My definition of democracy is - A form and a method of Government whereby revolutionary changes in the social life are brought about without bloodshed. That is the real test. It is perhaps the severest test. But when you are judging the quality of the material you must put it to the severest test.”
“Democracy is not merely a form of Government. It is primarily a mode of associated living, of conjoint communicated experience. It is essentially an attitude of respect and reverence towards our fellow men.”

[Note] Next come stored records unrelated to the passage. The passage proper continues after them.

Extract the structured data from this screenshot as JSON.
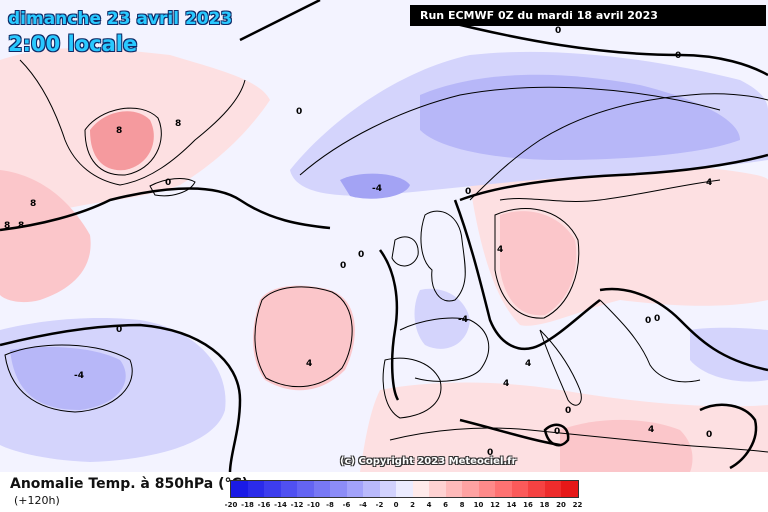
{
  "header": {
    "date": "dimanche 23 avril 2023",
    "time": "2:00 locale",
    "run": "Run ECMWF 0Z du mardi 18 avril 2023"
  },
  "copyright": "(c) Copyright 2023 Meteociel.fr",
  "legend": {
    "title": "Anomalie Temp. à 850hPa (°C)",
    "lead_time": "(+120h)",
    "ticks": [
      "-20",
      "-18",
      "-16",
      "-14",
      "-12",
      "-10",
      "-8",
      "-6",
      "-4",
      "-2",
      "0",
      "2",
      "4",
      "6",
      "8",
      "10",
      "12",
      "14",
      "16",
      "18",
      "20",
      "22"
    ],
    "colors": [
      "#1a1ae6",
      "#2b2bea",
      "#3d3dee",
      "#5050f1",
      "#6464f3",
      "#7878f5",
      "#8c8cf7",
      "#a2a2fa",
      "#b9b9fb",
      "#d2d2fd",
      "#ececff",
      "#ffeaea",
      "#ffd2d2",
      "#ffbaba",
      "#ffa2a2",
      "#ff8a8a",
      "#ff7272",
      "#fb5a5a",
      "#f54242",
      "#ee2c2c",
      "#e61818"
    ]
  },
  "map": {
    "colors": {
      "neutral": "#f3f3ff",
      "cold_light": "#d4d4fc",
      "cold_mid": "#b7b7f8",
      "cold_strong": "#a3a3f4",
      "warm_light": "#fde0e2",
      "warm_mid": "#fbc6ca",
      "warm_strong": "#f59a9e",
      "coast": "#000000"
    },
    "contour_labels": [
      {
        "text": "0",
        "region": "greenland-south"
      },
      {
        "text": "8",
        "region": "greenland-center"
      },
      {
        "text": "8",
        "region": "greenland-east"
      },
      {
        "text": "8",
        "region": "labrador"
      },
      {
        "text": "8",
        "region": "labrador"
      },
      {
        "text": "8",
        "region": "labrador"
      },
      {
        "text": "0",
        "region": "north-atlantic"
      },
      {
        "text": "0",
        "region": "norwegian-sea"
      },
      {
        "text": "0",
        "region": "barents"
      },
      {
        "text": "-4",
        "region": "north-sea"
      },
      {
        "text": "0",
        "region": "denmark"
      },
      {
        "text": "4",
        "region": "poland"
      },
      {
        "text": "0",
        "region": "ireland"
      },
      {
        "text": "0",
        "region": "uk"
      },
      {
        "text": "-4",
        "region": "france"
      },
      {
        "text": "4",
        "region": "germany"
      },
      {
        "text": "0",
        "region": "mid-atlantic"
      },
      {
        "text": "-4",
        "region": "west-atlantic"
      },
      {
        "text": "4",
        "region": "azores"
      },
      {
        "text": "0",
        "region": "balkans"
      },
      {
        "text": "4",
        "region": "italy"
      },
      {
        "text": "4",
        "region": "spain"
      },
      {
        "text": "0",
        "region": "sardinia"
      },
      {
        "text": "0",
        "region": "tunisia"
      },
      {
        "text": "0",
        "region": "algeria"
      },
      {
        "text": "4",
        "region": "libya"
      },
      {
        "text": "0",
        "region": "greece"
      },
      {
        "text": "0",
        "region": "turkey"
      }
    ]
  }
}
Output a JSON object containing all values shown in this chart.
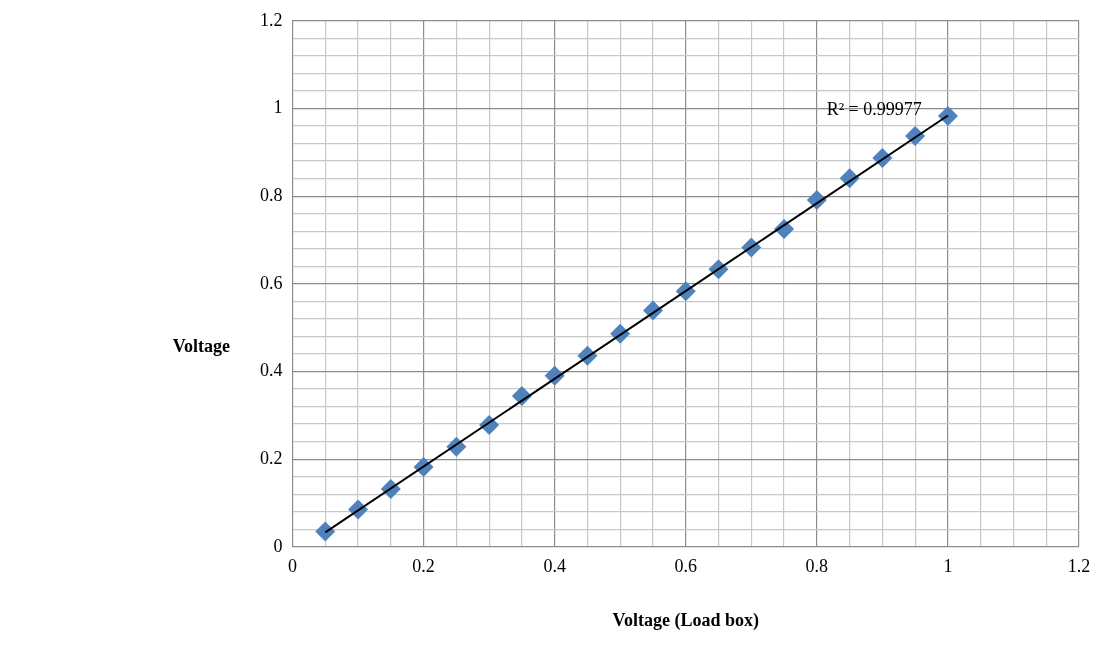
{
  "chart_data": {
    "type": "scatter",
    "xlabel": "Voltage (Load box)",
    "ylabel": "Voltage",
    "x": [
      0.05,
      0.1,
      0.15,
      0.2,
      0.25,
      0.3,
      0.35,
      0.4,
      0.45,
      0.5,
      0.55,
      0.6,
      0.65,
      0.7,
      0.75,
      0.8,
      0.85,
      0.9,
      0.95,
      1.0
    ],
    "series": [
      {
        "marker": "diamond",
        "color": "#4f81bd",
        "values": [
          0.035,
          0.085,
          0.132,
          0.182,
          0.228,
          0.278,
          0.344,
          0.39,
          0.436,
          0.486,
          0.539,
          0.583,
          0.633,
          0.683,
          0.725,
          0.791,
          0.841,
          0.887,
          0.937,
          0.983
        ]
      },
      {
        "type": "line",
        "marker": "none",
        "color": "#000000",
        "x": [
          0.05,
          1.0
        ],
        "values": [
          0.033,
          0.984
        ]
      }
    ],
    "grid": true,
    "legend": false,
    "xlim": [
      0,
      1.2
    ],
    "ylim": [
      0,
      1.2
    ],
    "xticks": [
      0,
      {
        "value": 0.05,
        "label": null
      },
      {
        "value": 0.1,
        "label": null
      },
      {
        "value": 0.15,
        "label": null
      },
      0.2,
      {
        "value": 0.25,
        "label": null
      },
      {
        "value": 0.3,
        "label": null
      },
      {
        "value": 0.35,
        "label": null
      },
      0.4,
      {
        "value": 0.45,
        "label": null
      },
      {
        "value": 0.5,
        "label": null
      },
      {
        "value": 0.55,
        "label": null
      },
      0.6,
      {
        "value": 0.65,
        "label": null
      },
      {
        "value": 0.7,
        "label": null
      },
      {
        "value": 0.75,
        "label": null
      },
      0.8,
      {
        "value": 0.85,
        "label": null
      },
      {
        "value": 0.9,
        "label": null
      },
      {
        "value": 0.95,
        "label": null
      },
      1,
      {
        "value": 1.05,
        "label": null
      },
      {
        "value": 1.1,
        "label": null
      },
      {
        "value": 1.15,
        "label": null
      },
      1.2
    ],
    "yticks": [
      0,
      {
        "value": 0.04,
        "label": null
      },
      {
        "value": 0.08,
        "label": null
      },
      {
        "value": 0.12,
        "label": null
      },
      {
        "value": 0.16,
        "label": null
      },
      0.2,
      {
        "value": 0.24,
        "label": null
      },
      {
        "value": 0.28,
        "label": null
      },
      {
        "value": 0.32,
        "label": null
      },
      {
        "value": 0.36,
        "label": null
      },
      0.4,
      {
        "value": 0.44,
        "label": null
      },
      {
        "value": 0.48,
        "label": null
      },
      {
        "value": 0.52,
        "label": null
      },
      {
        "value": 0.56,
        "label": null
      },
      0.6,
      {
        "value": 0.64,
        "label": null
      },
      {
        "value": 0.68,
        "label": null
      },
      {
        "value": 0.72,
        "label": null
      },
      {
        "value": 0.76,
        "label": null
      },
      0.8,
      {
        "value": 0.84,
        "label": null
      },
      {
        "value": 0.88,
        "label": null
      },
      {
        "value": 0.92,
        "label": null
      },
      {
        "value": 0.96,
        "label": null
      },
      1,
      {
        "value": 1.04,
        "label": null
      },
      {
        "value": 1.08,
        "label": null
      },
      {
        "value": 1.12,
        "label": null
      },
      {
        "value": 1.16,
        "label": null
      },
      1.2
    ],
    "annotations": [
      "R² = 0.99977"
    ]
  }
}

”A democratic form of Government presupposes a democratic form of a society, The formal framework of democracy is of no value and would indeed be a misfit if there was no social democracy. It may not be necessary for a democratic society to be marked by unity, by community of purpose, by loyalty to public ends and by mutuality of sympathy. But it does unmistakably involve two things. The first is an attitude of mind, and attitude of respect and equality towards their fellows. The second is a social organisation free from rigid social barriers. Democracy is incompatible and inconsistent with isolation and exclusiveness resulting in the distinction between the privileged and the unprivileged.”

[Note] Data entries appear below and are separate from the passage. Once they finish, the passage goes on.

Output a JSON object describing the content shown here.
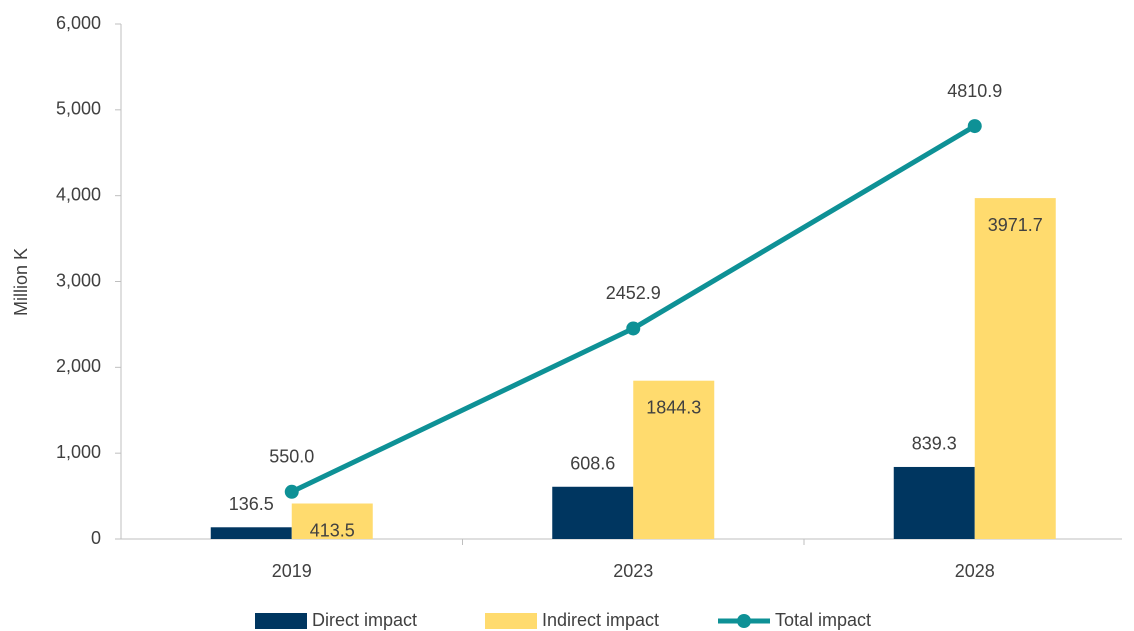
{
  "chart_data": {
    "type": "bar_line",
    "y_axis_label": "Million K",
    "categories": [
      "2019",
      "2023",
      "2028"
    ],
    "series": [
      {
        "name": "Direct impact",
        "type": "bar",
        "color": "#003660",
        "values": [
          136.5,
          608.6,
          839.3
        ],
        "value_labels": [
          "136.5",
          "608.6",
          "839.3"
        ]
      },
      {
        "name": "Indirect impact",
        "type": "bar",
        "color": "#FFDB6E",
        "values": [
          413.5,
          1844.3,
          3971.7
        ],
        "value_labels": [
          "413.5",
          "1844.3",
          "3971.7"
        ]
      },
      {
        "name": "Total impact",
        "type": "line",
        "color": "#0E9196",
        "values": [
          550.0,
          2452.9,
          4810.9
        ],
        "value_labels": [
          "550.0",
          "2452.9",
          "4810.9"
        ]
      }
    ],
    "ylim": [
      0,
      6000
    ],
    "yticks": [
      0,
      {
        "value": 1000,
        "label": "1,000"
      },
      {
        "value": 2000,
        "label": "2,000"
      },
      {
        "value": 3000,
        "label": "3,000"
      },
      {
        "value": 4000,
        "label": "4,000"
      },
      {
        "value": 5000,
        "label": "5,000"
      },
      {
        "value": 6000,
        "label": "6,000"
      }
    ],
    "grid": false,
    "legend": "bottom"
  }
}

“Without social union, political unity is difficult to be achieved. If achieved, it would be as precarious as a summer sapling, liable to be uprooted by the gust of wind. With mere political unity, India may be a state. But to be a state is not to be a nation and a state which is not a nation has small prospects of survival in the struggle of existence. This is especially true where nationalism - the most dynamic force of modern times, is seeking everywhere to free itself by the destruction and disruption of all mixed states. The danger to a mixed and composite state, therefore lies not so much in external aggression as in the internal resurgence of nationalities which are fragmented, entrapped, suppressed and held against their will.”
“Indians today are governed by two different ideologies. Their political ideal set in the preamble of the Constitution affirms a life of liberty, equality and fraternity. Their social ideal embodied in their religion denies them.”
“Constitutional morality is not a natural sentiment. It has to be cultivated. We must realise that our people have yet to learn it. Democracy in India is only a top dressing on an Indian soil which is essentially undemocratic.”
“On the 26th January 1950, we are going to enter into a life of contradictions. In politics we will have equality and in social and economic life we will have inequality. In politics we will be recognising the principle of one man one vote and one vote one value. In our social and economic life, we shall by reason of our social and economic structure, continue to deny the principle of one man one value. How long shall we continue to live this life of contradictions? How long shall we continue to deny equality in our social and economic life? If we continue to deny it for long, we will do so only by putting our political democracy in peril. We must remove this contradiction at the earliest possible moment else those who suffer from inequality will blow up the structure of democracy which this Constituent Assembly has so laboriously built up.”
“No Constitution is perfect (but) I feel that it is workable, it is flexible and it is strong enough to hold the country together both in peacetime and in wartime. Indeed, if I may say so, if things go wrong under the new constitution, the reason will not be that we have had a bad constitution. What we will have to say is, that Man was vile.”